About the year 670 a group of Angle farmers travelled across the fells and moors from the English kingdom of Northumbria, and settled in small clusters of farms along the fellside of the Eden valley. One of their settlements was called Dufton, from the old English words DUF meaning dove, and TON meaning farmstead.
Hence..... Dufton the place of doves.

The family name Dufton can be traced back to a Norse chieftain named Lyulf. This warlord had been granted large areas of Cumbria and Northern England by William the Conquer, on condition that he displayed loyalty and kept peace in this distant part of the kingdom.
In 1135 king Henry I confirmed these lands on Phorne, Lyulfs son, and granted him the title of Baron of Greystoke. One of Phornes younger sons was granted the manor of Brampton, part of the Greystoke estate. He took the title of Baron of Brampton, in turn his younger son was given the manor of Dufton, part of the Brampton estate, he took the title Baron of Dufton. He was the first Dufton. Records indicate his was Ranulph de Dufton. The family remain at Dufton for the next 200 years.
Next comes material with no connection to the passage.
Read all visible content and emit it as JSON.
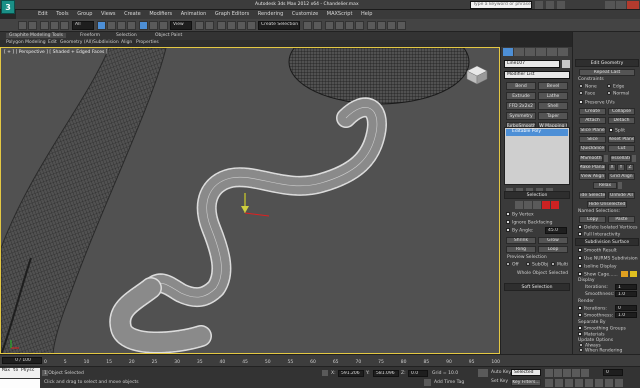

The first record of a person having the name Dufton was Robert de Dufton who lived in the village of Dufton in 1176. Robert was in trouble with King Henry for not defending nearby Appleby castle when it was captured by the Scot's army in 1174. Robert's name appears on the Westmorland pipe rolls, and he is fined 40 shillings by the king.
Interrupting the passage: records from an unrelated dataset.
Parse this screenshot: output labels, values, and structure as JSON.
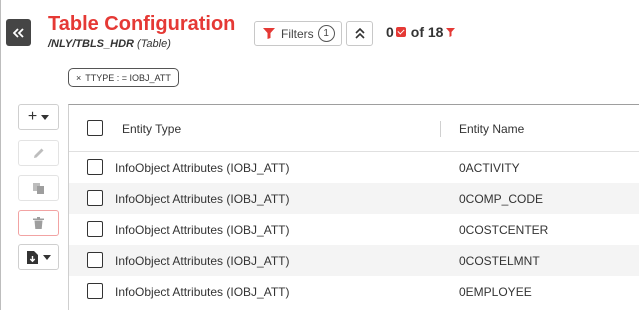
{
  "header": {
    "title": "Table Configuration",
    "subtitle_path": "/NLY/TBLS_HDR",
    "subtitle_type": "(Table)"
  },
  "filters": {
    "label": "Filters",
    "count": "1"
  },
  "counter": {
    "selected": "0",
    "of_label": "of 18"
  },
  "active_filter": {
    "text": "TTYPE : = IOBJ_ATT"
  },
  "grid": {
    "columns": [
      "Entity Type",
      "Entity Name"
    ],
    "rows": [
      {
        "type": "InfoObject Attributes (IOBJ_ATT)",
        "name": "0ACTIVITY"
      },
      {
        "type": "InfoObject Attributes (IOBJ_ATT)",
        "name": "0COMP_CODE"
      },
      {
        "type": "InfoObject Attributes (IOBJ_ATT)",
        "name": "0COSTCENTER"
      },
      {
        "type": "InfoObject Attributes (IOBJ_ATT)",
        "name": "0COSTELMNT"
      },
      {
        "type": "InfoObject Attributes (IOBJ_ATT)",
        "name": "0EMPLOYEE"
      }
    ]
  },
  "colors": {
    "accent": "#e53935",
    "dark_button": "#454545",
    "row_alt": "#f4f4f4"
  }
}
Robert's son John de Dufton was rewarded by King John for supporting him in troubled times, he was granted the manor and barony of Dufton. But John de Dufton's son, Robert de Dufton was outlawed by King Edward. However, Robert's son Humphrey de Dufton fared even worse, he was hanged by the king Edward I.

The Duftons remain near Dufton village, and were involved in the important, sheep and wool trade. The fleeces were taken by pack horses across the Pennines into the textile towns of Yorkshire. Eventually many Dufton families were to settle in the Leeds and Bradford, working in the wool trade.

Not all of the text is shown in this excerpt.